J’en viens maintenant aux arguments mis de l’avant par l’ACR au soutien d’une diminution du taux. Je note en passant que les experts de l’ACR n’ont pas soutenu que le taux actuel était trop élevé; ils ont uniquement prétendu qu’une réduction augmenterait l’efficacité du système en encourageant la négociation directe.

B. L’évolution de l’environnement

Il va sans dire que le cadre économique et politique dans lequel les télédiffuseurs évoluent est bien différent de ce qu’il était il y a 15 ou 20 ans, que la concurrence s’est accrue à un rythme accéléré et qu’elle continuera de croître dans les années à venir. L’ACR prétend que ces constats exigent une réévaluation des décisions prises en 1993. Je ne suis pas d’accord, pour les motifs qui suivent.

i. Le nouveau cadre politique

Des changements de politiques publiques ont modifié le cadre dans lequel les télédiffuseurs évoluent. L’ACR fonde ses propositions sur deux de ces politiques; [92] ni l’une, ni l’autre n’est significative ou pertinente par rapport à la question qui nous préoccupe.
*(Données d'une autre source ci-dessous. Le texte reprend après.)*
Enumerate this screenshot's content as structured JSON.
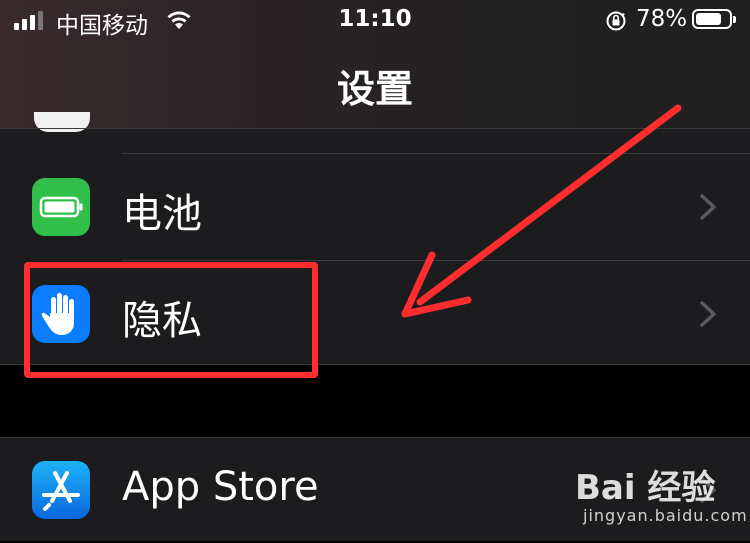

Le fait qu’on ait décidé «de s’en remettre de plus en plus aux forces du marché» n’est pas pertinent ici, puisque la Loi exige que la Commission établisse le prix à payer pour les droits d’exécution lorsqu’ils sont gérés collectivement. La Commission a pour mandat d’établir des prix équitables pour ces droits, pas de confier cette tâche aux marchés. Le marché canadien pour ces droits est réglementé lorsqu’ils sont gérés collectivement; en s’en remettant à la négociation directe pour en fixer le prix, la Commission abdiquerait ses responsabilités.

Je ne vois pas non plus pourquoi le fait «d’encourager de façon agressive la programmation canadienne» devrait entraîner une diminution du prix payé pour les droits d’exécution. Le CRTC cherche à créer de nouvelles occasions pour les participants dans l’industrie de la télévision et à fournir davantage de choix aux consommateurs canadiens. Réduire le taux du tarif de la SOCAN n’a rien à voir avec cela. Une telle réduction ne fait que transférer de l’argent des poches des créateurs à celles des télédiffuseurs, qui pourront décider ou non de s’en servir pour des productions canadiennes. La Commission ne dispose pas des outils lui permettant de contrôler la façon dont seront dépensées les sommes dégagées par une réduction du taux.

De toute façon, ces montants ne sont pas suffisamment importants dans le marché de la production télévisuelle pour changer quoi que ce soit. En 1996, une réduction de 2,1 pour cent à 1,8 pour cent aurait retranché 3,96 millions de dollars de la cagnotte télévision, soit 13,7 pour cent des sommes pouvant être distribuées. Ce montant représente moins de 0,8 pour cent des dépenses de programmation des télédiffuseurs privés canadiens et 0,28 pour cent des revenus des stations. [93] Même si ces sommes étaient entièrement affectées à la programmation canadienne, seule une mince part reviendrait aux compositeurs.

ii. La concurrence et le rendement financier

La concurrence pour l’auditoire et les parts du marché de la publicité sont des facteurs pertinents à l’établissement d’un tarif équitable. Cela étant dit, une formule tarifaire fondée sur un taux réagit aux pressions concurrentielles. Qui plus est, on peut difficilement justifier une réduction du taux quand le dossier démontre que le rendement financier des télédiffuseurs conventionnels s’est en fait amélioré au cours des dix dernières années et ce, malgré un accroissement de la concurrence.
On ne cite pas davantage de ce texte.